A campanha do CNJ

O Conselho Nacional de Justiça vem se empenhando em conscientizar os juízes sobre a importância de aplicarem a simplificação da linguagem às suas decisões. Para tanto, foi criado o Selo Linguagem Simples, pela Portaria 351/2023, na linha da Recomendação nº 144/2023.

 

Em resumo, a referida campanha busca eliminar termos exageradamente formais, usar linguagem concisa e direta, usar expressões claras e acessíveis à compreensão das partes, evitar jargões e termos técnicos desnecessários (exemplos: inobstante, no que pertine, agitar os declaratórios, inexitoso, incabimento, bojo dos autos, em sede de, provas carreadas para os autos, alhures etc.).

 

O propósito do CNJ é tornar a linguagem judicial menos complexa para evitar impacto negativo sobre diferentes grupos sociais, principalmente os de baixa escolaridade.

 

A linguagem escalafobética

Vistos et coetera. Inicialmente passo a gizar a dissensão em testilha, provocada pela indócil lidadora que vê increpada negativa de vigência da Lei dos Ritos, na alheta do ensino de processualistas de truz.

 

Da análise perfunctória do caderno processual, tenho comigo, data venia, que o judicioso representante do Parquet tem razão ao pressentir, na súplica de folhas, uma alteração da pretensão sub examine, exposta  na peça de ingresso.

 

Inobstante esse posicionar, o fato de o custos legis requerer, ao arrimo de intempestiva, o desentranhar da postulação de folhas, não faz condão à eiva de nulidade.

 

Ex positis, hei por bem, como decidido tenho, em indeferir o pleito da cônjuge virago.

 

A simplificação que se pretende

A meu ver, com a devida emergência, é essa linguagem escalafobética que se pretende acabar definitivamente. Por incrível que pareça, ainda se encontram adeptos desse cipoal de termos ininteligíveis.

 

Com mais extensão e profundidade, o conselho pretende que seja adotada, em todos os atos judiciais, a linguagem clara e acessível, sem rodeios e sem invencionices novidadeiras que surgem a qualquer momento, como a que está em vigor agora, de referir-se ao juiz de primeiro grau como juiz de piso, juiz da planície e juiz da terra.

 

Ao contrário do que pode parecer, a linguagem simples não é a linguagem esparramada, estereotipada, coloquial, sem qualquer preocupação com o mínimo de firmeza e objetividade, desprezando os termos que fazem parte da ciência processual.
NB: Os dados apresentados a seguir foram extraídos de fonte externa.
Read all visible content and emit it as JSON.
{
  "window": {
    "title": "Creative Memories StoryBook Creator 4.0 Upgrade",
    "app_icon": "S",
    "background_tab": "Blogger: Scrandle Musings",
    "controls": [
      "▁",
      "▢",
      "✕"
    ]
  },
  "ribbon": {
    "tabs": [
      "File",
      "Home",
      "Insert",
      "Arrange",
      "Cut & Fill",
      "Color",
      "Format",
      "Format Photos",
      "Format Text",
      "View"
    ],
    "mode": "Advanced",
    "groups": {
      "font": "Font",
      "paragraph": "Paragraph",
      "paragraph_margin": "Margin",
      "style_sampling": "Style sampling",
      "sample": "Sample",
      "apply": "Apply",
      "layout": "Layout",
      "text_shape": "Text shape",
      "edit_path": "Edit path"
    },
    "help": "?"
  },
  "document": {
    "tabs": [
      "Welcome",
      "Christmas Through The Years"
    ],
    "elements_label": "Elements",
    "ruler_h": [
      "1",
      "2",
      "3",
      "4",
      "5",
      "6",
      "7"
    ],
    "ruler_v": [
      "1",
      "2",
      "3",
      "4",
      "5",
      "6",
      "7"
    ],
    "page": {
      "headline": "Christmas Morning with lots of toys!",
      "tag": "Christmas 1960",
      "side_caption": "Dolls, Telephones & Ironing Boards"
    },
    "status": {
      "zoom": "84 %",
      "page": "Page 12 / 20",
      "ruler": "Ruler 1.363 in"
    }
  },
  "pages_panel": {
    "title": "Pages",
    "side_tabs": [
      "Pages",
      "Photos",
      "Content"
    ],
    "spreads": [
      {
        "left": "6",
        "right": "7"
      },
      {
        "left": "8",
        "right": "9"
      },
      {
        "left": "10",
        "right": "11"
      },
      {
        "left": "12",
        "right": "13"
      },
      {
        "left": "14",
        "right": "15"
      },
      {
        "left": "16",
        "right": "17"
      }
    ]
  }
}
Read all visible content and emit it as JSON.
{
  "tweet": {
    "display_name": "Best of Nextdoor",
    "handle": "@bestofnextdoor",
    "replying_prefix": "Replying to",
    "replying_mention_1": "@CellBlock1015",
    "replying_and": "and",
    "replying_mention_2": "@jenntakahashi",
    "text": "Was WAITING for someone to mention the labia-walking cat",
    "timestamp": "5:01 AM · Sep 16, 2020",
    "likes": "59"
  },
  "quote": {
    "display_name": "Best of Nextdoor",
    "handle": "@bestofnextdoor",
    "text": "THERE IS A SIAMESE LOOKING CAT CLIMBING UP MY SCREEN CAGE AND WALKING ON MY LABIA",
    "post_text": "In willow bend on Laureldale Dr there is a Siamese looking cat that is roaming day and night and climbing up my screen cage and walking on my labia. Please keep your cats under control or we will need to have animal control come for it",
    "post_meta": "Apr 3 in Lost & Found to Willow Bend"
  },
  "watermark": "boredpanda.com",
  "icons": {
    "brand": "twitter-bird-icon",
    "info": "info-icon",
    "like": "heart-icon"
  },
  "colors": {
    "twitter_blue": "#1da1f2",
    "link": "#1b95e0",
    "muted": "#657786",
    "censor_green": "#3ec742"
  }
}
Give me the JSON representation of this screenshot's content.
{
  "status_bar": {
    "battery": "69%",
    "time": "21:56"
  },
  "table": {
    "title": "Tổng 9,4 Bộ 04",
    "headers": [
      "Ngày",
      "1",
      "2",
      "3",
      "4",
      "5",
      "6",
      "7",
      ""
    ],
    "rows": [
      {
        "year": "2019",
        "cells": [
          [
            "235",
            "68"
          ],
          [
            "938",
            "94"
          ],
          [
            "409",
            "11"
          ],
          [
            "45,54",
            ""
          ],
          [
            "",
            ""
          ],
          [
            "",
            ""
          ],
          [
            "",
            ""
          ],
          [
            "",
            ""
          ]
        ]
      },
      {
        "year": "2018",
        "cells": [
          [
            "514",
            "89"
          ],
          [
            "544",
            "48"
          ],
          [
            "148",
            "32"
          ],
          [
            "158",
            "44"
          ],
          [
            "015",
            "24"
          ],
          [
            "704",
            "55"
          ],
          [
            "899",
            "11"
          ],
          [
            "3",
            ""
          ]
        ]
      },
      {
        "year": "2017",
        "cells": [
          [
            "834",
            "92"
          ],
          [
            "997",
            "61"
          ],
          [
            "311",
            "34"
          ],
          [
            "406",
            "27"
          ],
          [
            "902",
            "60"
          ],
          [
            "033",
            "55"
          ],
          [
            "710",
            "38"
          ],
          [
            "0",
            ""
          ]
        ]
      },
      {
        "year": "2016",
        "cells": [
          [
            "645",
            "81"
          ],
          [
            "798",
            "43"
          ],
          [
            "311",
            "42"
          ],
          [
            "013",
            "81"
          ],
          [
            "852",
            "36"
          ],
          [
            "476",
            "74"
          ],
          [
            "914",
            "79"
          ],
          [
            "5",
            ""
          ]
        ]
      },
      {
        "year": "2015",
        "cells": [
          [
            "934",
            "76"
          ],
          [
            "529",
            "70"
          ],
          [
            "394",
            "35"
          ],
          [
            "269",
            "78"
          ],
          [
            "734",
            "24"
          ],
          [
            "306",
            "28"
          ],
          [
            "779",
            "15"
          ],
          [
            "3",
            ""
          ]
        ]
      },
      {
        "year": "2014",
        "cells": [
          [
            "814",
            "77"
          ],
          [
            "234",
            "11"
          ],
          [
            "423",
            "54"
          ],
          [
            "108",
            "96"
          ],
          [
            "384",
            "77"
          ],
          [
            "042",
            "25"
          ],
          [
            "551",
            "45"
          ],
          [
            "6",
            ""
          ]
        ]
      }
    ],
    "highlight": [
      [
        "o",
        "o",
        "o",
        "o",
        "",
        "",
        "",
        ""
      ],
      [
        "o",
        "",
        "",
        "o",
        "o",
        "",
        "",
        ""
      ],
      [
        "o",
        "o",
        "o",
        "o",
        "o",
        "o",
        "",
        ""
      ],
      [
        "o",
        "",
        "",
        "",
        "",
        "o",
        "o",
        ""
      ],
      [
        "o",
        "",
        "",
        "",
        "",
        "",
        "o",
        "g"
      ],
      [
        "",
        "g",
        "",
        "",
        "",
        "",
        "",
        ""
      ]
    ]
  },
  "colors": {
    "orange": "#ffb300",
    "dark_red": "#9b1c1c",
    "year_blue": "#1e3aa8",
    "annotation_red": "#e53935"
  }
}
Com acerto, já dizia Valéry que o estilo deve ser leve como o pássaro, mas não como uma pluma.

 

Tenho lido alguns artigos feitos por doutores e pós-doutores com um hermetismo impenetrável, o que demonstra que o autor não entendeu bem o tema de que está falando, pois não sabe traduzi-lo em linguagem adequada. Com razão Miguel Unamuno quando disse que “escreve claro quem concebe ou imagina claro.”

 

A simplificação que se almeja deve abolir os termos barrocos e refratários às mudanças naturais. Parece incrível, mas ainda persiste a influência da Casa de Suplicação refletida no uso da terminologia “suplicante” e “suplicado.”

 

As limitações deste espaço não me permitem que adentre às discussões estimulantes que este tema provoca, principalmente as levantadas por Lênio Streck, tão oportunamente, nesta coluna.

 

Conclusão

Assim, em conclusão, resumo dizendo que não se pode exigir dos juízes técnicas de um escritor, mas isso não o exime de buscar aperfeiçoar sua linguagem, o que só se consegue com leituras, leituras, leituras.

 

Para esse propósito, destaco a cartilha de Italo Calvino — “Seis propostas para o próximo milênio” — a sugestão da leveza e da rapidez no estilo contemporâneo. A ausência de rapidez (agilidade concisa) tem levado advogados a produzirem peças com oitenta e duzentas laudas. No momento em que vivemos, com excesso indomável de demandas, a rapidez no estilo judicial e nas petições forenses será uma forma de contribuição efetiva para alcançar a simplificação da linguagem.

 

Concordo plenamente com Lenio Streck quando coloca o impasse de como ensinar linguagem simples para quem não sabe escrever nem sequer a linguagem difícil.  Ele nunca vai entender por que um escritor tão aclamado como Graciliano Ramos escreve de maneira tão leve. Se o sujeito não lê nada, como vai distinguir o desafio da linguagem?